Friday, February 8, 2019

Will we see those tax returns?

Late Thursday afternoon, [Bill Pascrell, a Democratic congressman from New Jersey] was sitting on the majority side of a Ways and Means oversight subcommittee examining the question of whether it would be proper to invoke an obscure law, much of which dates back to 1924 and the Teapot Dome scandal, that gives the Ways and Means Committee the right to demand the tax returns of every American. The law—26 U.S. 6103—says that the W&M chairman, who now is Richard Neal, a Democrat from the Commonwealth (God save it!), must be provided on demand with any tax returns that he requests. He can then decide whether or not to share the information with the entire committee in executive session.

The law also allows the committee to share the information with both the full House and the Senate. Neal already has said that he would prefer that the president* share the information with the committee voluntarily—fat chance—but that he would invoke 6103 if necessary. Treasury Secretary Steve Mnuchin could refuse Neal's request, which would send us all into Depositionland for a couple of months, but the law is on Congress's side here.

On Thursday, subcommittee chairman John Lewis presided over a hearing at which several experts in this admittedly narrow legal speciality testified before the oversight subcommittee. The hearing was notable mainly for the fact that the Republicans in attendance were in a manic state of near panic.
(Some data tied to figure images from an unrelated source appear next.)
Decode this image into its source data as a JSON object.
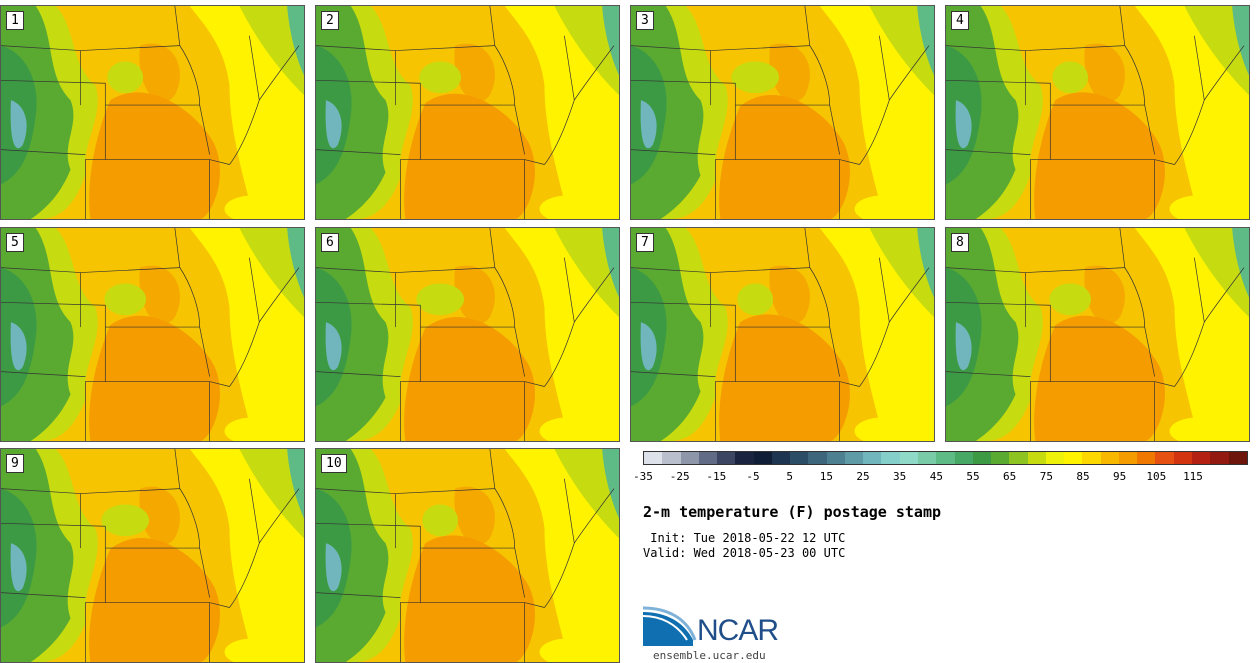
{
  "panels": [
    {
      "label": "1"
    },
    {
      "label": "2"
    },
    {
      "label": "3"
    },
    {
      "label": "4"
    },
    {
      "label": "5"
    },
    {
      "label": "6"
    },
    {
      "label": "7"
    },
    {
      "label": "8"
    },
    {
      "label": "9"
    },
    {
      "label": "10"
    }
  ],
  "colorbar": {
    "colors": [
      "#dde2ea",
      "#b9bfcc",
      "#8e96aa",
      "#616b86",
      "#3c4662",
      "#1a2440",
      "#0f1e36",
      "#1d3550",
      "#2c4d66",
      "#3d667d",
      "#4d8090",
      "#5f9ba6",
      "#70b6bc",
      "#84cfca",
      "#8fd9c9",
      "#79cba8",
      "#5fbb86",
      "#47a865",
      "#3c9a44",
      "#5aaa32",
      "#8ec422",
      "#c6dc10",
      "#eef20a",
      "#fff300",
      "#fcd700",
      "#f8b800",
      "#f59c00",
      "#f07800",
      "#e65010",
      "#d23410",
      "#b42012",
      "#921a10",
      "#6e160c"
    ],
    "tick_labels": [
      "-35",
      "-25",
      "-15",
      "-5",
      "5",
      "15",
      "25",
      "35",
      "45",
      "55",
      "65",
      "75",
      "85",
      "95",
      "105",
      "115"
    ]
  },
  "title": "2-m temperature (F) postage stamp",
  "init_line": " Init: Tue 2018-05-22 12 UTC",
  "valid_line": "Valid: Wed 2018-05-23 00 UTC",
  "logo_name": "NCAR",
  "logo_url": "ensemble.ucar.edu",
  "map_colors": {
    "base": "#f6c400",
    "hot": "#f59c00",
    "warm_yellow": "#fff300",
    "lime": "#c6dc10",
    "green": "#5aaa32",
    "dark_green": "#3c9a44",
    "teal": "#70b6bc",
    "lake": "#5fbb86"
  }
}
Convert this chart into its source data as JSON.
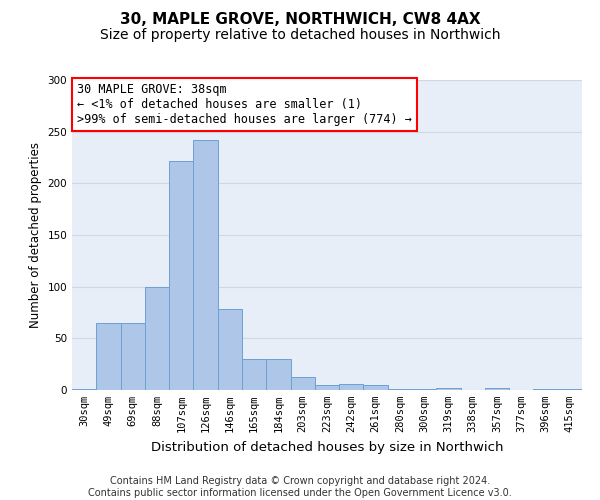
{
  "title": "30, MAPLE GROVE, NORTHWICH, CW8 4AX",
  "subtitle": "Size of property relative to detached houses in Northwich",
  "xlabel": "Distribution of detached houses by size in Northwich",
  "ylabel": "Number of detached properties",
  "categories": [
    "30sqm",
    "49sqm",
    "69sqm",
    "88sqm",
    "107sqm",
    "126sqm",
    "146sqm",
    "165sqm",
    "184sqm",
    "203sqm",
    "223sqm",
    "242sqm",
    "261sqm",
    "280sqm",
    "300sqm",
    "319sqm",
    "338sqm",
    "357sqm",
    "377sqm",
    "396sqm",
    "415sqm"
  ],
  "values": [
    1,
    65,
    65,
    100,
    222,
    242,
    78,
    30,
    30,
    13,
    5,
    6,
    5,
    1,
    1,
    2,
    0,
    2,
    0,
    1,
    1
  ],
  "bar_color": "#aec6e8",
  "bar_edge_color": "#6ca0d4",
  "annotation_text_line1": "30 MAPLE GROVE: 38sqm",
  "annotation_text_line2": "← <1% of detached houses are smaller (1)",
  "annotation_text_line3": ">99% of semi-detached houses are larger (774) →",
  "annotation_box_color": "white",
  "annotation_box_edge_color": "red",
  "ylim": [
    0,
    300
  ],
  "yticks": [
    0,
    50,
    100,
    150,
    200,
    250,
    300
  ],
  "grid_color": "#d0d8e8",
  "background_color": "#e8eef8",
  "footer_line1": "Contains HM Land Registry data © Crown copyright and database right 2024.",
  "footer_line2": "Contains public sector information licensed under the Open Government Licence v3.0.",
  "title_fontsize": 11,
  "subtitle_fontsize": 10,
  "tick_fontsize": 7.5,
  "xlabel_fontsize": 9.5,
  "ylabel_fontsize": 8.5,
  "annotation_fontsize": 8.5,
  "footer_fontsize": 7
}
One of them, Brad Wenstrup of Ohio, compared Trump's refusal to turn over his tax returns to Franklin Roosevelt's having concealed the fact that he was in a wheelchair, which struck many observers as something of a stretch.

All of them asked the witnesses if there was a law that made the president* or the vice-president release their tax information, which everybody in the hall knew there wasn't. (Although that requirement is part of House Resolution 1, the massive good-government initiative currently pending in the Congress.) The difference, of course, is the fact that there is a law that says the W&M chairman can demand that information.

[...]

Back in 2014, as part of their performance piece about how the IRS was "targeting" conservative groups, the Republican majority on Ways and Means released the tax information of 51 individuals.

  Charles P Pierce
...but hey, do what you want...you will anyway.